[R] survival: ridge log-likelihood workaround

Fri Dec 10 16:07:42 CET 2010

------ begin inclusion ---------
Dear all,

I need to calculate likelihood ratio test for ridge regression. In
February I have reported a bug where coxph returns unpenalized
log-likelihood for final beta estimates for ridge coxph regression. In
high-dimensional settings ridge regression models usually fail for lower
values of lambda. As the result of it, in such settings the ridge
regressions have higher values of lambda (e.g. over 100) which means
that the difference between unpenalized log-likelihood and penalized
log-likelihood is not insignificant. I would be grateful if someone can
confirm that the below code is correct workaround.

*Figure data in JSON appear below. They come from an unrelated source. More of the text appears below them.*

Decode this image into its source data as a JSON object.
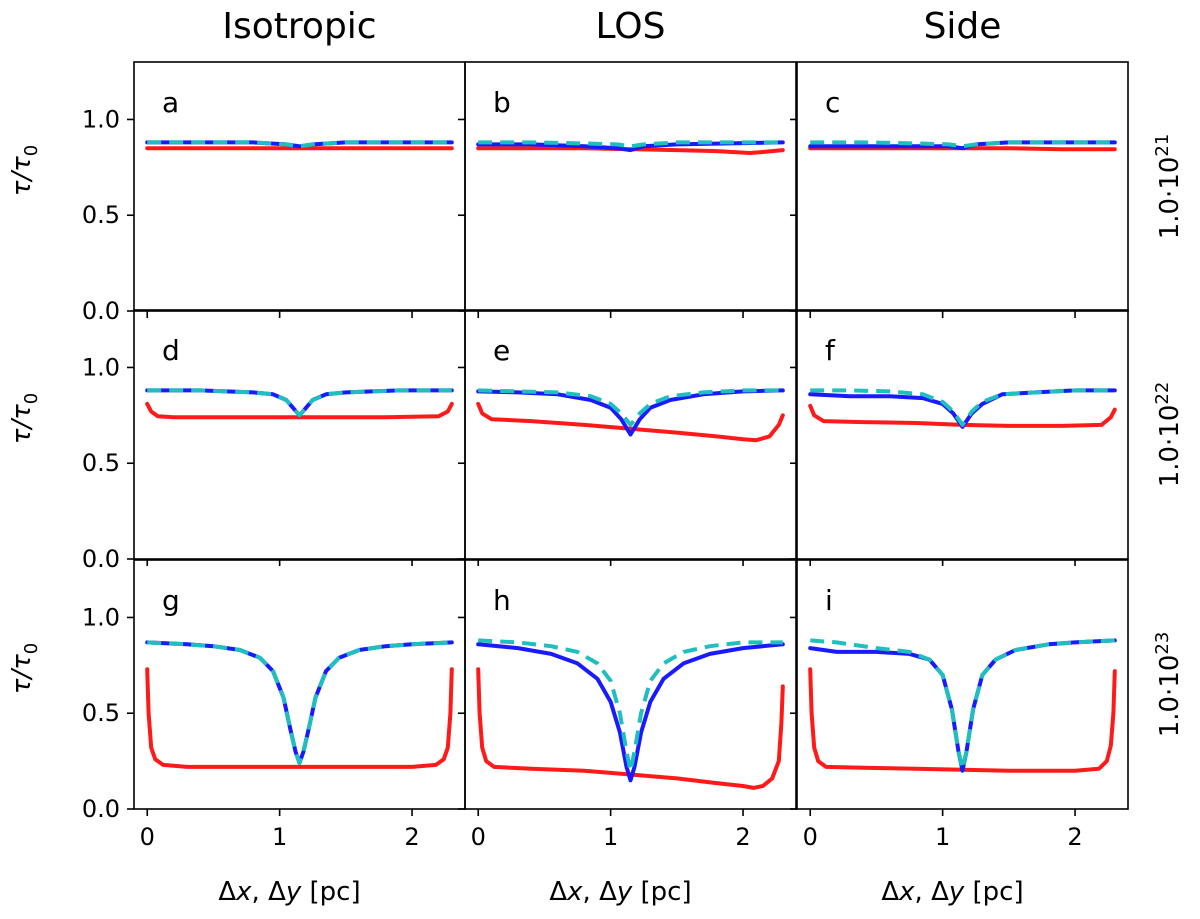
{
  "chart_data": {
    "type": "line",
    "layout": "3x3 grid",
    "column_titles": [
      "Isotropic",
      "LOS",
      "Side"
    ],
    "row_labels": [
      {
        "mantissa": "1.0",
        "exponent": "21",
        "text": "1.0·10^21"
      },
      {
        "mantissa": "1.0",
        "exponent": "22",
        "text": "1.0·10^22"
      },
      {
        "mantissa": "1.0",
        "exponent": "23",
        "text": "1.0·10^23"
      }
    ],
    "ylabel": {
      "base": "τ/τ",
      "subscript": "0"
    },
    "xlabel": {
      "prefix": "Δ",
      "var1": "x",
      "sep": ", Δ",
      "var2": "y",
      "unit": " [pc]"
    },
    "xlim": [
      -0.1,
      2.4
    ],
    "ylim": [
      0.0,
      1.3
    ],
    "xticks": [
      0,
      1,
      2
    ],
    "xtick_labels": [
      "0",
      "1",
      "2"
    ],
    "yticks": [
      0.0,
      0.5,
      1.0
    ],
    "ytick_labels": [
      "0.0",
      "0.5",
      "1.0"
    ],
    "series_styles": [
      {
        "name": "red",
        "color": "#ff1a1a",
        "dash": "solid"
      },
      {
        "name": "blue",
        "color": "#1a1aff",
        "dash": "solid"
      },
      {
        "name": "cyan",
        "color": "#1fbfbf",
        "dash": "dashed"
      }
    ],
    "panels": [
      {
        "letter": "a",
        "row": 0,
        "col": 0,
        "series": [
          {
            "name": "red",
            "x": [
              0,
              0.3,
              0.6,
              0.9,
              1.15,
              1.4,
              1.7,
              2.0,
              2.3
            ],
            "y": [
              0.85,
              0.85,
              0.85,
              0.85,
              0.85,
              0.85,
              0.85,
              0.85,
              0.85
            ]
          },
          {
            "name": "blue",
            "x": [
              0,
              0.4,
              0.8,
              1.05,
              1.15,
              1.25,
              1.5,
              1.9,
              2.3
            ],
            "y": [
              0.88,
              0.88,
              0.88,
              0.87,
              0.86,
              0.87,
              0.88,
              0.88,
              0.88
            ]
          },
          {
            "name": "cyan",
            "x": [
              0,
              0.4,
              0.8,
              1.05,
              1.15,
              1.25,
              1.5,
              1.9,
              2.3
            ],
            "y": [
              0.88,
              0.88,
              0.88,
              0.87,
              0.86,
              0.87,
              0.88,
              0.88,
              0.88
            ]
          }
        ]
      },
      {
        "letter": "b",
        "row": 0,
        "col": 1,
        "series": [
          {
            "name": "red",
            "x": [
              0,
              0.4,
              0.8,
              1.15,
              1.5,
              1.8,
              2.05,
              2.15,
              2.3
            ],
            "y": [
              0.85,
              0.85,
              0.85,
              0.845,
              0.84,
              0.835,
              0.825,
              0.83,
              0.84
            ]
          },
          {
            "name": "blue",
            "x": [
              0,
              0.4,
              0.8,
              1.05,
              1.15,
              1.25,
              1.5,
              1.9,
              2.3
            ],
            "y": [
              0.87,
              0.87,
              0.86,
              0.85,
              0.84,
              0.86,
              0.87,
              0.875,
              0.88
            ]
          },
          {
            "name": "cyan",
            "x": [
              0,
              0.4,
              0.8,
              1.05,
              1.15,
              1.25,
              1.5,
              1.9,
              2.3
            ],
            "y": [
              0.88,
              0.88,
              0.875,
              0.87,
              0.86,
              0.87,
              0.88,
              0.88,
              0.88
            ]
          }
        ]
      },
      {
        "letter": "c",
        "row": 0,
        "col": 2,
        "series": [
          {
            "name": "red",
            "x": [
              0,
              0.4,
              0.8,
              1.15,
              1.5,
              1.9,
              2.3
            ],
            "y": [
              0.85,
              0.85,
              0.85,
              0.85,
              0.85,
              0.845,
              0.845
            ]
          },
          {
            "name": "blue",
            "x": [
              0,
              0.4,
              0.8,
              1.05,
              1.15,
              1.25,
              1.5,
              1.9,
              2.3
            ],
            "y": [
              0.86,
              0.86,
              0.86,
              0.86,
              0.85,
              0.87,
              0.88,
              0.88,
              0.88
            ]
          },
          {
            "name": "cyan",
            "x": [
              0,
              0.4,
              0.8,
              1.05,
              1.15,
              1.25,
              1.5,
              1.9,
              2.3
            ],
            "y": [
              0.88,
              0.88,
              0.875,
              0.87,
              0.86,
              0.87,
              0.88,
              0.88,
              0.88
            ]
          }
        ]
      },
      {
        "letter": "d",
        "row": 1,
        "col": 0,
        "series": [
          {
            "name": "red",
            "x": [
              0,
              0.03,
              0.08,
              0.2,
              0.6,
              1.0,
              1.15,
              1.4,
              1.8,
              2.2,
              2.27,
              2.3
            ],
            "y": [
              0.81,
              0.77,
              0.745,
              0.74,
              0.74,
              0.74,
              0.74,
              0.74,
              0.74,
              0.745,
              0.77,
              0.81
            ]
          },
          {
            "name": "blue",
            "x": [
              0,
              0.4,
              0.8,
              0.95,
              1.05,
              1.1,
              1.15,
              1.2,
              1.25,
              1.35,
              1.5,
              1.9,
              2.3
            ],
            "y": [
              0.88,
              0.88,
              0.87,
              0.86,
              0.83,
              0.79,
              0.75,
              0.79,
              0.83,
              0.86,
              0.87,
              0.88,
              0.88
            ]
          },
          {
            "name": "cyan",
            "x": [
              0,
              0.4,
              0.8,
              0.95,
              1.05,
              1.1,
              1.15,
              1.2,
              1.25,
              1.35,
              1.5,
              1.9,
              2.3
            ],
            "y": [
              0.88,
              0.88,
              0.87,
              0.86,
              0.83,
              0.79,
              0.75,
              0.79,
              0.83,
              0.86,
              0.87,
              0.88,
              0.88
            ]
          }
        ]
      },
      {
        "letter": "e",
        "row": 1,
        "col": 1,
        "series": [
          {
            "name": "red",
            "x": [
              0,
              0.03,
              0.1,
              0.4,
              0.8,
              1.15,
              1.5,
              1.8,
              2.0,
              2.1,
              2.2,
              2.27,
              2.3
            ],
            "y": [
              0.81,
              0.76,
              0.73,
              0.72,
              0.7,
              0.68,
              0.66,
              0.64,
              0.625,
              0.62,
              0.64,
              0.7,
              0.75
            ]
          },
          {
            "name": "blue",
            "x": [
              0,
              0.3,
              0.6,
              0.85,
              1.0,
              1.08,
              1.15,
              1.22,
              1.3,
              1.45,
              1.7,
              2.0,
              2.3
            ],
            "y": [
              0.875,
              0.87,
              0.86,
              0.83,
              0.79,
              0.73,
              0.65,
              0.73,
              0.79,
              0.83,
              0.86,
              0.875,
              0.88
            ]
          },
          {
            "name": "cyan",
            "x": [
              0,
              0.3,
              0.6,
              0.85,
              1.0,
              1.08,
              1.15,
              1.22,
              1.3,
              1.45,
              1.7,
              2.0,
              2.3
            ],
            "y": [
              0.88,
              0.875,
              0.87,
              0.85,
              0.81,
              0.76,
              0.7,
              0.76,
              0.81,
              0.85,
              0.87,
              0.88,
              0.88
            ]
          }
        ]
      },
      {
        "letter": "f",
        "row": 1,
        "col": 2,
        "series": [
          {
            "name": "red",
            "x": [
              0,
              0.03,
              0.1,
              0.4,
              0.8,
              1.15,
              1.5,
              1.9,
              2.2,
              2.27,
              2.3
            ],
            "y": [
              0.8,
              0.75,
              0.72,
              0.715,
              0.71,
              0.7,
              0.695,
              0.695,
              0.7,
              0.74,
              0.78
            ]
          },
          {
            "name": "blue",
            "x": [
              0,
              0.3,
              0.6,
              0.85,
              1.0,
              1.08,
              1.15,
              1.22,
              1.3,
              1.45,
              1.7,
              2.0,
              2.3
            ],
            "y": [
              0.86,
              0.85,
              0.85,
              0.84,
              0.81,
              0.76,
              0.69,
              0.76,
              0.81,
              0.86,
              0.87,
              0.88,
              0.88
            ]
          },
          {
            "name": "cyan",
            "x": [
              0,
              0.3,
              0.6,
              0.85,
              1.0,
              1.08,
              1.15,
              1.22,
              1.3,
              1.45,
              1.7,
              2.0,
              2.3
            ],
            "y": [
              0.88,
              0.88,
              0.875,
              0.86,
              0.82,
              0.77,
              0.7,
              0.77,
              0.82,
              0.86,
              0.87,
              0.88,
              0.88
            ]
          }
        ]
      },
      {
        "letter": "g",
        "row": 2,
        "col": 0,
        "series": [
          {
            "name": "red",
            "x": [
              0,
              0.01,
              0.03,
              0.06,
              0.12,
              0.3,
              0.8,
              1.15,
              1.5,
              2.0,
              2.18,
              2.24,
              2.27,
              2.29,
              2.3
            ],
            "y": [
              0.73,
              0.5,
              0.32,
              0.26,
              0.23,
              0.22,
              0.22,
              0.22,
              0.22,
              0.22,
              0.23,
              0.26,
              0.32,
              0.5,
              0.73
            ]
          },
          {
            "name": "blue",
            "x": [
              0,
              0.3,
              0.5,
              0.7,
              0.85,
              0.95,
              1.03,
              1.08,
              1.12,
              1.15,
              1.18,
              1.22,
              1.27,
              1.35,
              1.45,
              1.6,
              1.8,
              2.0,
              2.3
            ],
            "y": [
              0.87,
              0.86,
              0.85,
              0.83,
              0.79,
              0.72,
              0.58,
              0.42,
              0.3,
              0.24,
              0.3,
              0.42,
              0.58,
              0.72,
              0.79,
              0.83,
              0.85,
              0.86,
              0.87
            ]
          },
          {
            "name": "cyan",
            "x": [
              0,
              0.3,
              0.5,
              0.7,
              0.85,
              0.95,
              1.03,
              1.08,
              1.12,
              1.15,
              1.18,
              1.22,
              1.27,
              1.35,
              1.45,
              1.6,
              1.8,
              2.0,
              2.3
            ],
            "y": [
              0.87,
              0.86,
              0.85,
              0.83,
              0.79,
              0.72,
              0.58,
              0.42,
              0.3,
              0.24,
              0.3,
              0.42,
              0.58,
              0.72,
              0.79,
              0.83,
              0.85,
              0.86,
              0.87
            ]
          }
        ]
      },
      {
        "letter": "h",
        "row": 2,
        "col": 1,
        "series": [
          {
            "name": "red",
            "x": [
              0,
              0.01,
              0.03,
              0.06,
              0.12,
              0.4,
              0.8,
              1.15,
              1.5,
              1.8,
              2.0,
              2.08,
              2.15,
              2.22,
              2.27,
              2.29,
              2.3
            ],
            "y": [
              0.73,
              0.5,
              0.32,
              0.25,
              0.22,
              0.21,
              0.2,
              0.18,
              0.16,
              0.135,
              0.12,
              0.11,
              0.12,
              0.16,
              0.25,
              0.45,
              0.64
            ]
          },
          {
            "name": "blue",
            "x": [
              0,
              0.3,
              0.55,
              0.75,
              0.9,
              1.0,
              1.07,
              1.12,
              1.15,
              1.18,
              1.23,
              1.3,
              1.4,
              1.55,
              1.75,
              2.0,
              2.3
            ],
            "y": [
              0.86,
              0.84,
              0.81,
              0.76,
              0.68,
              0.56,
              0.4,
              0.22,
              0.15,
              0.22,
              0.4,
              0.56,
              0.68,
              0.76,
              0.81,
              0.84,
              0.86
            ]
          },
          {
            "name": "cyan",
            "x": [
              0,
              0.3,
              0.55,
              0.75,
              0.9,
              1.0,
              1.07,
              1.12,
              1.15,
              1.18,
              1.23,
              1.3,
              1.4,
              1.55,
              1.75,
              2.0,
              2.3
            ],
            "y": [
              0.88,
              0.87,
              0.85,
              0.82,
              0.76,
              0.67,
              0.5,
              0.3,
              0.2,
              0.3,
              0.5,
              0.67,
              0.76,
              0.82,
              0.85,
              0.87,
              0.87
            ]
          }
        ]
      },
      {
        "letter": "i",
        "row": 2,
        "col": 2,
        "series": [
          {
            "name": "red",
            "x": [
              0,
              0.01,
              0.03,
              0.06,
              0.12,
              0.4,
              0.8,
              1.15,
              1.5,
              2.0,
              2.18,
              2.24,
              2.27,
              2.29,
              2.3
            ],
            "y": [
              0.73,
              0.5,
              0.32,
              0.25,
              0.22,
              0.215,
              0.21,
              0.205,
              0.2,
              0.2,
              0.21,
              0.25,
              0.33,
              0.5,
              0.72
            ]
          },
          {
            "name": "blue",
            "x": [
              0,
              0.2,
              0.5,
              0.75,
              0.9,
              1.0,
              1.07,
              1.12,
              1.15,
              1.18,
              1.23,
              1.3,
              1.4,
              1.55,
              1.8,
              2.0,
              2.3
            ],
            "y": [
              0.84,
              0.82,
              0.82,
              0.81,
              0.78,
              0.7,
              0.52,
              0.3,
              0.2,
              0.3,
              0.52,
              0.7,
              0.78,
              0.83,
              0.86,
              0.87,
              0.88
            ]
          },
          {
            "name": "cyan",
            "x": [
              0,
              0.2,
              0.5,
              0.75,
              0.9,
              1.0,
              1.07,
              1.12,
              1.15,
              1.18,
              1.23,
              1.3,
              1.4,
              1.55,
              1.8,
              2.0,
              2.3
            ],
            "y": [
              0.88,
              0.87,
              0.84,
              0.82,
              0.78,
              0.7,
              0.52,
              0.3,
              0.21,
              0.3,
              0.52,
              0.7,
              0.78,
              0.83,
              0.86,
              0.87,
              0.88
            ]
          }
        ]
      }
    ]
  }
}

--- end included message ----

First, the "bug" you report is not a bug.  The log partial likelihood
from a Cox model LPL(beta) is well defined for any vector of
coefficients beta, whether they are result of a maximization or taken
from your daily horoscope.  The loglik component of coxph is the LPL for
the reported coefficients.

For a ridge regression the coxph function maximizes LPL(beta) -
penalty(beta) = penalized partial likelihood = PPL(beta).  You have
correctly recreated the PPL.

Second: how do you do formal tests on such a model?  This is hard.  The
difference LPL1- LPL2 is a chi-square when each is the result of
maximizing the Cox LPL over a set of coefficients; when using a PPL we
are maximizing over something else.  The distribution of the difference
of constrained LPL values can be argued to be a weighed sum of squared
normals where the weights are in (0,1), which is something more complex
than a chisq distribution.  In a world with infinite free time I'd have
pursued this, worked it all out, and added appropriate code to coxph.

What about the difference in PPL values, which is the test you propose?
I'm not aware of any theory showing that these have any relation to a
chi-square distribution.  (Said theory may well exist, and I'd be happy
for pointers.)

Terry Therneau